How the genome is co-ordinately regulated during development is one of the major unanswered questions in modern biology. We are exploring this issue by means of comparative and functional approaches, with the aim of understanding how gene regulatory networks were assembled during evolution and how this determines their function.
We are particularly interested in understanding the function of the gene regulatory network that controls embryonic pluripotency in the mouse embryo. Comparison with other vertebrates to determine the degree of conservation of these genes and their interactions shows that the core pluripotency factors (Oct4-Sox2-Nanog) were newly assembled into a network in the mammalian lineage and that downstream target genes of this core set were recruited through the appearance of novel enhancer elements. We are also exploring the role of miRNAs as a second layer of regulation in the establishment of extraembryonic stem cell populations.
Another area of interest is the potential regulatory function during development of intergenic genomic regions that have been identified with human diseases through genome-wide studies. These studies include analysis of the genomic regions associated with increased risk of type II diabetes and obesity as well as investigation into the role of p63 and its downstream regulatory network in human disease.

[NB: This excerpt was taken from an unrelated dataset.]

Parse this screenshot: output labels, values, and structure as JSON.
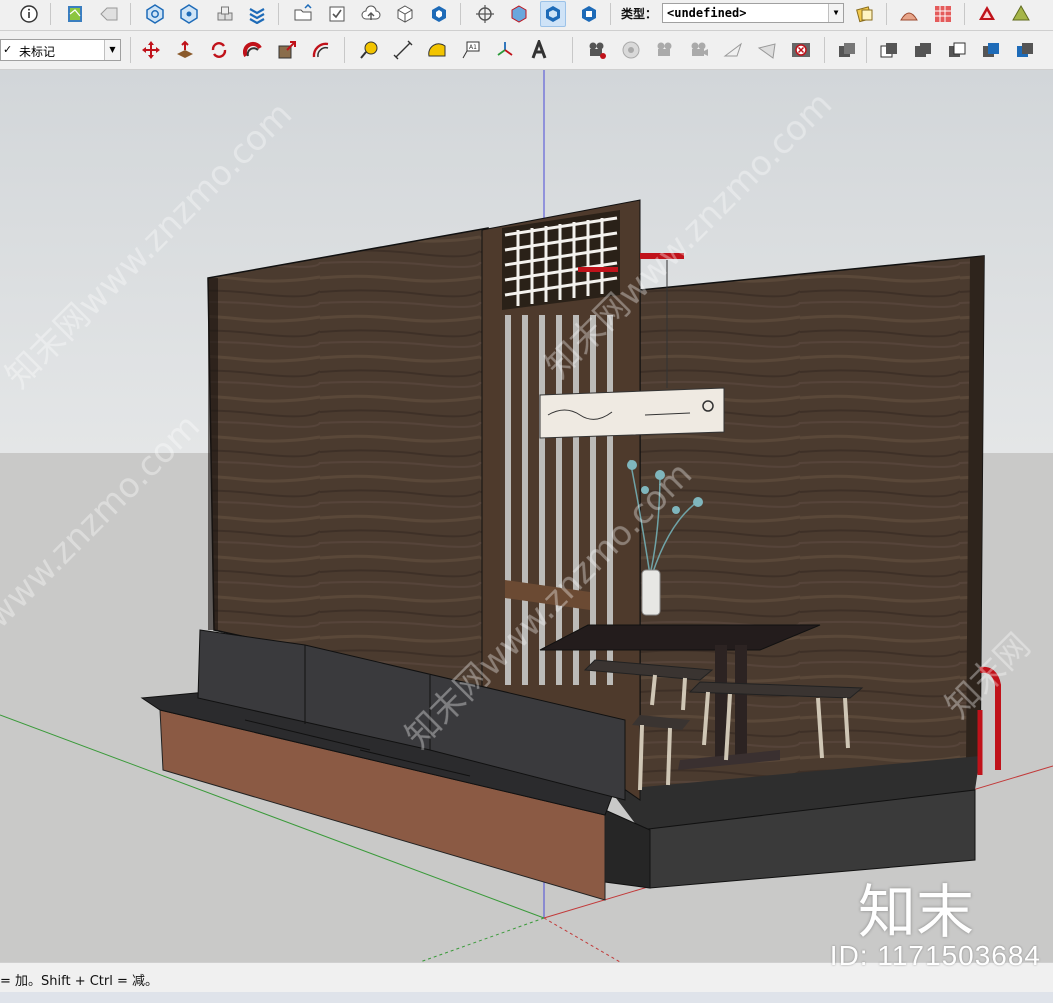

Regarding scientific networks, Miguel Manzanares participates in the EuroSystem project as an Associate Principal Investigator.
Miguel Manzanares obtained his degree in Biology from the Universidad Autónoma de Madrid (UAM) in 1988, and his PhD from the same university in 1993. During his PhD studies in the group of Rafael Garesse (Department of Biochemistry, UAM), Miguel compared the genetic mechanisms of embryonic segmentation in crustaceans and insects. He subsequently worked for six years in Robb Krumlauf’s group at the National Institute of Medical Research in London, where he investigated the role of Hox genes in the patterning of the vertebrate nervous system, as well as studying the evolution of the neural crest. On his return to Madrid Miguel joined Angela Nieto’s group at the Instituto Cajal (CSIC), where he worked on the role of Snail genes in the patterning and evolution of the neural crest. In 2001 he established his own research group at the Instituto de Investigaciones Biomédicas (CSIC-UAM), devoted to the study of evolutionary novelties and the functional analysis of genome regulation and evolution. He was elected member of the EMBO-YIP programme in 2003, and joined the CNIC in 2007.